Another limitation is that a standard head phantom was used in this study because an anthropometric one was not available. In a study by Hopper et al. (28), the ability of bismuth in reducing radiation to the lens of the eye during routine cranial CT examination was tested conducting both phantom and human studies. Phantom studies were performed using a standard head phantom as in our study, and demonstrated similar results to the patient study. The authors concluded that bismuth-coated latex shielding of the eye during cranial CT examination is simple to apply, inexpensive, and causes up to a 50% reduction in radiation to the lens of the eye. Our study should be considered as an initial study to attract attention on the use of bismuth shielding in dental radiology and should be supported by future studies done by using anthropometric phantoms. Another limitation is that a standard head phantom was used in this study because an anthropometric one was not available. In addition, although the use of TLDs in dosimetry phantoms is a common methodology used in dose studies, there is a lack of consensus regarding the position and number of TLDs in a phantom, and variations were recorded even when the same phantom was used. A wide range of TLDs has been used to record the dose to the thyroid gland, ranging from one to seven TLDs.
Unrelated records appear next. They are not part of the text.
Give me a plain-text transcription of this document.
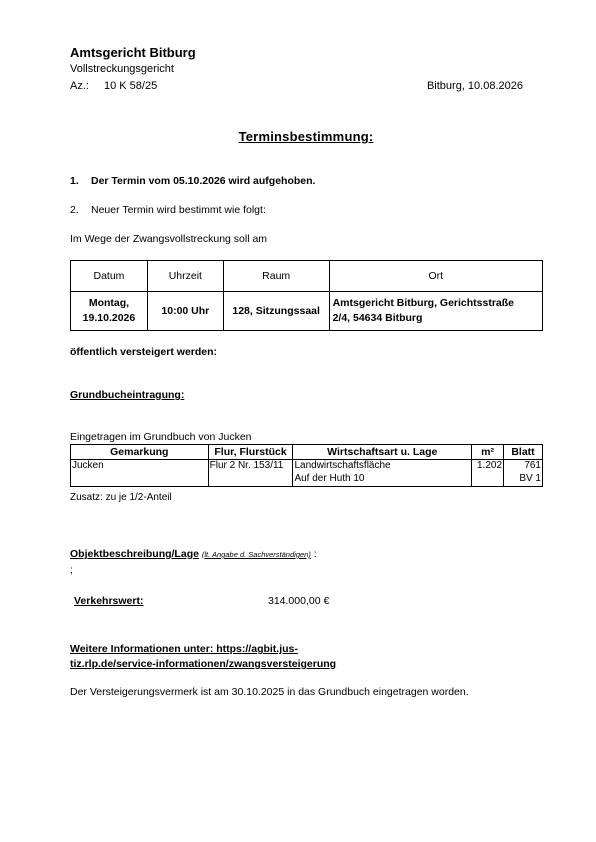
Amtsgericht Bitburg
Vollstreckungsgericht
Az.: 10 K 58/25	Bitburg, 10.08.2026
Terminsbestimmung:
1. Der Termin vom 05.10.2026 wird aufgehoben.
2. Neuer Termin wird bestimmt wie folgt:
Im Wege der Zwangsvollstreckung soll am
Datum	Uhrzeit	Raum	Ort
Montag,
19.10.2026	10:00 Uhr	128, Sitzungssaal	Amtsgericht Bitburg, Gerichtsstraße
2/4, 54634 Bitburg
öffentlich versteigert werden:
Grundbucheintragung:
Eingetragen im Grundbuch von Jucken
Gemarkung	Flur, Flurstück	Wirtschaftsart u. Lage	m²	Blatt
Jucken	Flur 2 Nr. 153/11	Landwirtschaftsfläche	1.202	761
		Auf der Huth 10		BV 1
Zusatz: zu je 1/2-Anteil
Objektbeschreibung/Lage (lt. Angabe d. Sachverständigen) :
;
Verkehrswert:	314.000,00 €
Weitere Informationen unter: https://agbit.jus-
tiz.rlp.de/service-informationen/zwangsversteigerung
Der Versteigerungsvermerk ist am 30.10.2025 in das Grundbuch eingetragen worden.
There is a general agreement that the use of several TLDs for each organ allows for a more accurate average organ dose to be calculated. As the present study focused on the eye and thyroid gland dose, the use of three TLDs in these regions was considered most practicable.
In conclusion, there is no information in relevant literature regarding the use of bismuth shielding in dental radiology. This study demonstrated increase in thyroid and eye dose in OPTG and CBCT imaging, and decrease in thyroid dose in PR with the use of bismuth shielding. Future studies are necessary for bismuth shields to be considered as an alternative to lead shielding in PR.